Stock market valuations have fallen sharply from their late 2021 highs, and Pierce acknowledged they are “more attractive” than they were a few months ago, but he is still reluctant to re-enter positions on the stock markets.

“I’m not putting all of my eggs back in the markets right now, because I think we still have a ways to go. I think there will be additional retracements that we have in the market, and I think that’s is probably needed,” he said.

“When interest rates are doing what they are, it’s really hard to keep things steady and working and going in one direction.”

Pierce added that the correction seen in recent months was not surprising given the “periods of plenty” markets enjoyed during the rebound from the initial Covid-19 crash to hit record highs at the end of the month. last year.

In terms of sector allocation, Pierce said he had focused his attention on commodities and “necessities”, such as health care, food and essential clothing.

Recession risks, but room for improvement

Although the investment landscape looks somewhat perilous, HSBC’s Little suggested there is room for better performance later in 2022 if inflation cools and central banks are able to adopt a more “balanced” position.

The bank’s asset management strategists believe we are now close to the “pain peak” of inflation, but the data won’t come down significantly until the end of the year. Little said his team is watching payroll data closely for signs of entrenched inflation.

A hawkish monetary policy shift triggering a recession remains the biggest threat to that outlook, Little suggested, but the precise scenario varies by geography.

“With the global economy now at a fairly late stage in the cycle, we are seeing greater divergence across regions. For now, the outlook looks most precarious for Europe and parts of emerging markets (EM)” , did he declare.

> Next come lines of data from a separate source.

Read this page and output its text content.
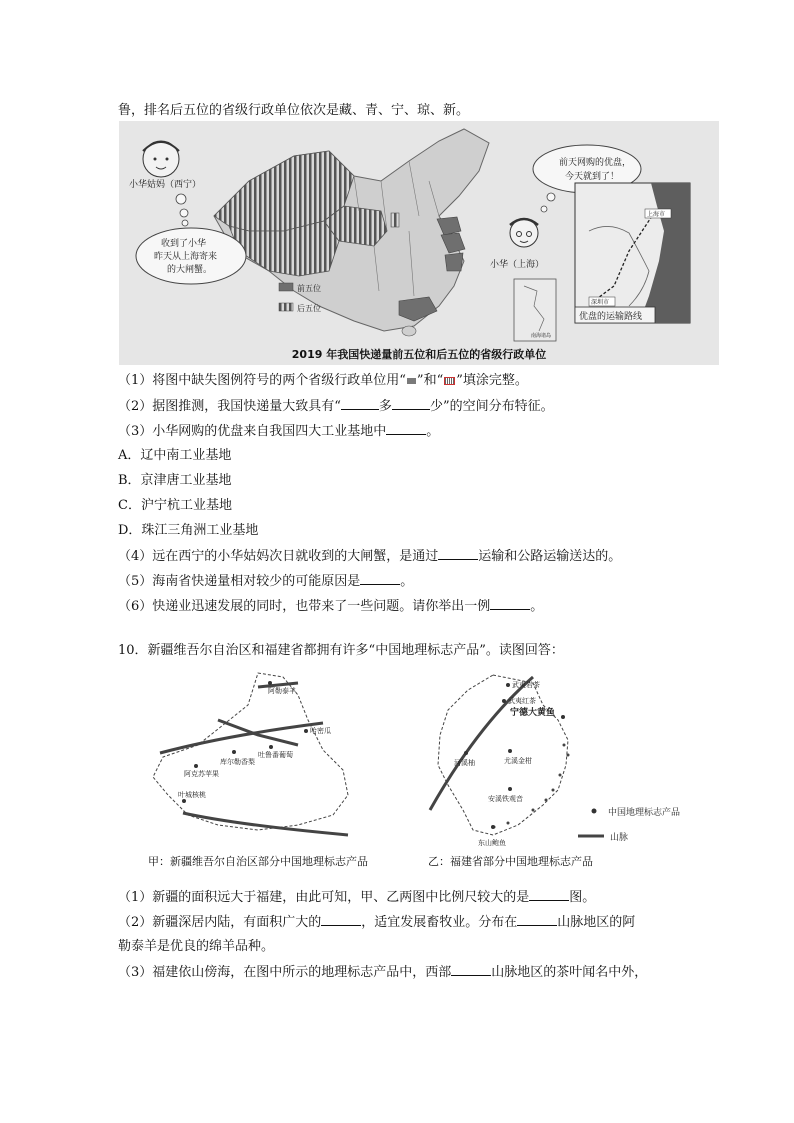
鲁，排名后五位的省级行政单位依次是藏、青、宁、琼、新。
前五位
后五位
南海诸岛
小华姑妈（西宁）
收到了小华
昨天从上海寄来
的大闸蟹。	小华（上海）
前天网购的优盘，
今天就到了！
上海市
深圳市
优盘的运输路线
2019 年我国快递量前五位和后五位的省级行政单位
（1）将图中缺失图例符号的两个省级行政单位用“ ”和“ ”填涂完整。
（2）据图推测，我国快递量大致具有“	多	少”的空间分布特征。
（3）小华网购的优盘来自我国四大工业基地中	。
A．辽中南工业基地
B．京津唐工业基地
C．沪宁杭工业基地
D．珠江三角洲工业基地
（4）远在西宁的小华姑妈次日就收到的大闸蟹，是通过	运输和公路运输送达的。
（5）海南省快递量相对较少的可能原因是	。
（6）快递业迅速发展的同时，也带来了一些问题。请你举出一例	。
10．新疆维吾尔自治区和福建省都拥有许多“中国地理标志产品”。读图回答：
阿勒泰羊
哈密瓜
吐鲁番葡萄
库尔勒香梨
阿克苏苹果
叶城核桃
甲：新疆维吾尔自治区部分中国地理标志产品
武夷岩茶
武夷红茶
宁德大黄鱼
河溪柚	尤溪金柑
安溪铁观音
东山鲍鱼
中国地理标志产品
山脉
乙：福建省部分中国地理标志产品
（1）新疆的面积远大于福建，由此可知，甲、乙两图中比例尺较大的是	图。
（2）新疆深居内陆，有面积广大的	，适宜发展畜牧业。分布在	山脉地区的阿
勒泰羊是优良的绵羊品种。
（3）福建依山傍海，在图中所示的地理标志产品中，西部	山脉地区的茶叶闻名中外，
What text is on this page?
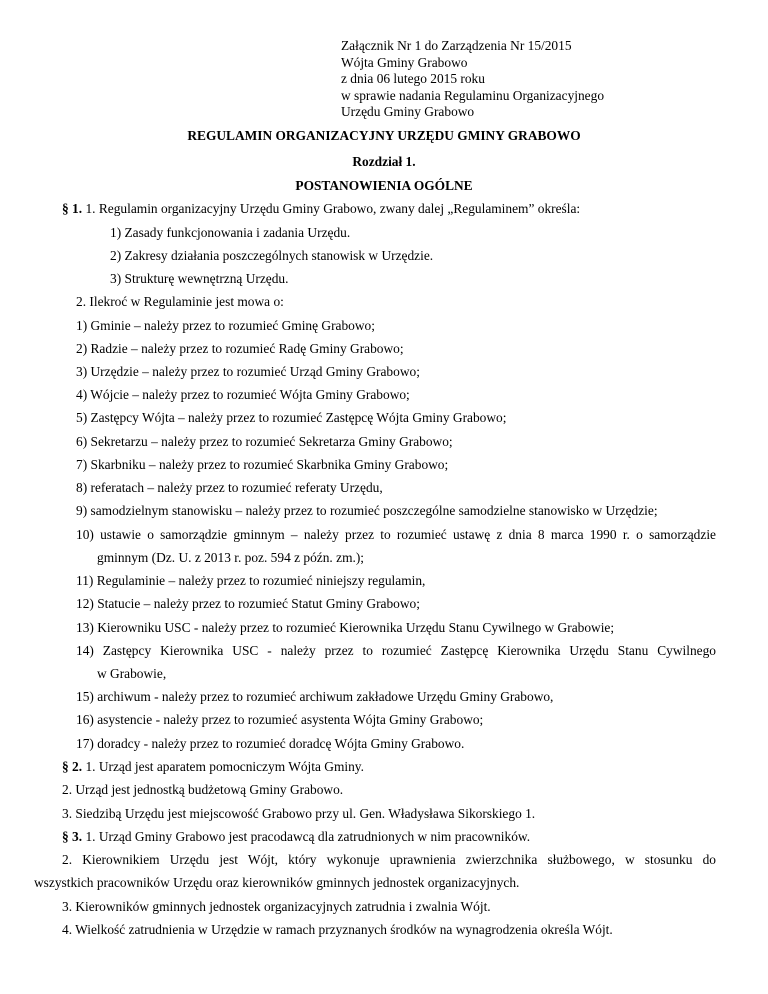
Załącznik Nr 1 do Zarządzenia Nr 15/2015
Wójta Gminy Grabowo
z dnia 06 lutego 2015 roku
w sprawie nadania Regulaminu Organizacyjnego
Urzędu Gminy Grabowo
REGULAMIN ORGANIZACYJNY URZĘDU GMINY GRABOWO
Rozdział 1.
POSTANOWIENIA OGÓLNE
§ 1. 1. Regulamin organizacyjny Urzędu Gminy Grabowo, zwany dalej „Regulaminem” określa:
1) Zasady funkcjonowania i zadania Urzędu.
2) Zakresy działania poszczególnych stanowisk w Urzędzie.
3) Strukturę wewnętrzną Urzędu.
2. Ilekroć w Regulaminie jest mowa o:
1) Gminie – należy przez to rozumieć Gminę Grabowo;
2) Radzie – należy przez to rozumieć Radę Gminy Grabowo;
3) Urzędzie – należy przez to rozumieć Urząd Gminy Grabowo;
4) Wójcie – należy przez to rozumieć Wójta Gminy Grabowo;
5) Zastępcy Wójta – należy przez to rozumieć Zastępcę Wójta Gminy Grabowo;
6) Sekretarzu – należy przez to rozumieć Sekretarza Gminy Grabowo;
7) Skarbniku – należy przez to rozumieć Skarbnika Gminy Grabowo;
8) referatach – należy przez to rozumieć referaty Urzędu,
9) samodzielnym stanowisku – należy przez to rozumieć poszczególne samodzielne stanowisko w Urzędzie;
10) ustawie o samorządzie gminnym – należy przez to rozumieć ustawę z dnia 8 marca 1990 r. o samorządzie
gminnym (Dz. U. z 2013 r. poz. 594 z późn. zm.);
11) Regulaminie – należy przez to rozumieć niniejszy regulamin,
12) Statucie – należy przez to rozumieć Statut Gminy Grabowo;
13) Kierowniku USC - należy przez to rozumieć Kierownika Urzędu Stanu Cywilnego w Grabowie;
14) Zastępcy Kierownika USC - należy przez to rozumieć Zastępcę Kierownika Urzędu Stanu Cywilnego
w Grabowie,
15) archiwum - należy przez to rozumieć archiwum zakładowe Urzędu Gminy Grabowo,
16) asystencie - należy przez to rozumieć asystenta Wójta Gminy Grabowo;
17) doradcy - należy przez to rozumieć doradcę Wójta Gminy Grabowo.
§ 2. 1. Urząd jest aparatem pomocniczym Wójta Gminy.
2. Urząd jest jednostką budżetową Gminy Grabowo.
3. Siedzibą Urzędu jest miejscowość Grabowo przy ul. Gen. Władysława Sikorskiego 1.
§ 3. 1. Urząd Gminy Grabowo jest pracodawcą dla zatrudnionych w nim pracowników.
2. Kierownikiem Urzędu jest Wójt, który wykonuje uprawnienia zwierzchnika służbowego, w stosunku do
wszystkich pracowników Urzędu oraz kierowników gminnych jednostek organizacyjnych.
3. Kierowników gminnych jednostek organizacyjnych zatrudnia i zwalnia Wójt.
4. Wielkość zatrudnienia w Urzędzie w ramach przyznanych środków na wynagrodzenia określa Wójt.
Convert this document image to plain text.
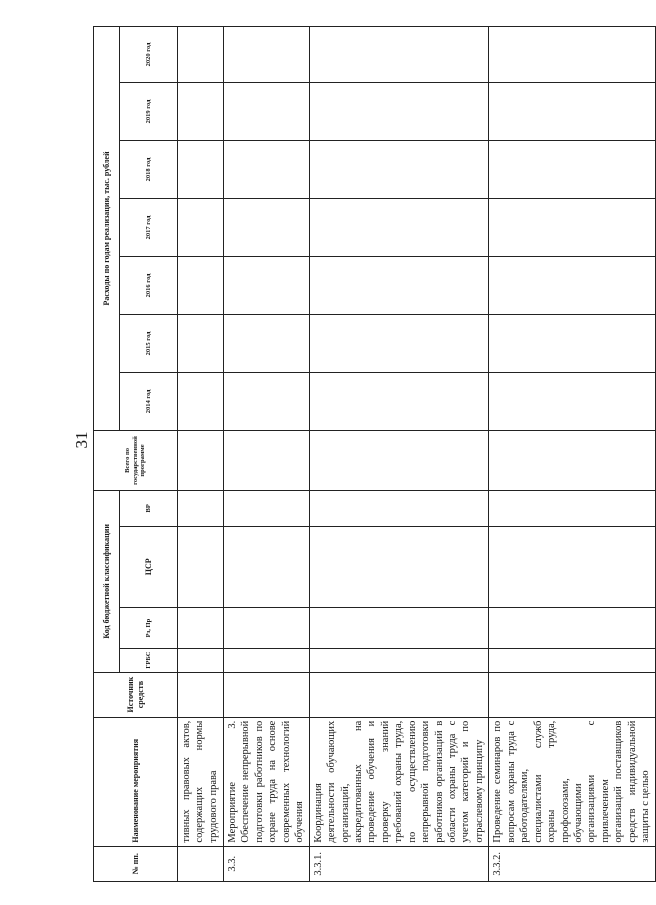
31
№ пп.	Наименование мероприятия	Источник средств	Код бюджетной классификации				Всего по государственной программе	Расходы по годам реализации, тыс. рублей						
			ГРБС	Рз, Пр	ЦСР	ВР		2014 год	2015 год	2016 год	2017 год	2018 год	2019 год	2020 год
	тивных правовых актов, содержащих нормы трудового права													
3.3.	Мероприятие 3. Обеспечение непрерывной подготовки работников по охране труда на основе современных технологий обучения													
3.3.1.	Координация деятельности обучающих организаций, аккредитованных на проведение обучения и проверку знаний требований охраны труда, по осуществлению непрерывной подготовки работников организаций в области охраны труда с учетом категорий и по отраслевому принципу													
3.3.2.	Проведение семинаров по вопросам охраны труда с работодателями, специалистами служб охраны труда, профсоюзами, обучающими организациями с привлечением организаций поставщиков средств индивидуальной защиты с целью													
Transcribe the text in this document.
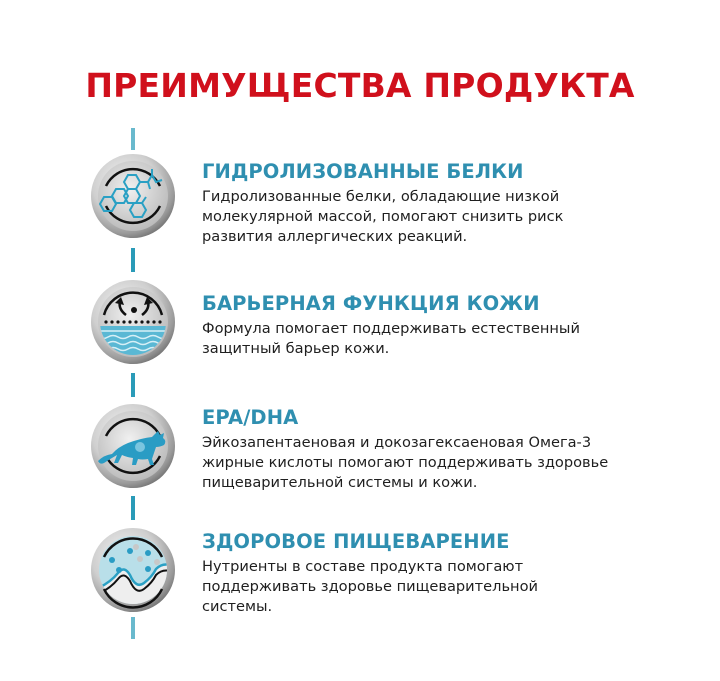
ПРЕИМУЩЕСТВА ПРОДУКТА
ГИДРОЛИЗОВАННЫЕ БЕЛКИ

Гидролизованные белки, обладающие низкой
молекулярной массой, помогают снизить риск
развития аллергических реакций.

БАРЬЕРНАЯ ФУНКЦИЯ КОЖИ

Формула помогает поддерживать естественный
защитный барьер кожи.

EPA/DHA

Эйкозапентаеновая и докозагексаеновая Омега-3
жирные кислоты помогают поддерживать здоровье
пищеварительной системы и кожи.

ЗДОРОВОЕ ПИЩЕВАРЕНИЕ

Нутриенты в составе продукта помогают
поддерживать здоровье пищеварительной
системы.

In light of recent market movements, Little identified bond valuations as more attractive and said selective income opportunities were emerging in global fixed income securities, particularly credits.

“We favor short-duration credit allocations, selectively in Europe and Asia. Within equities, we also want to be more selective. We continue to focus on value and defensives but we remain attentive to the possibility of ‘another style rotation, if bonds stabilize,’ Little said.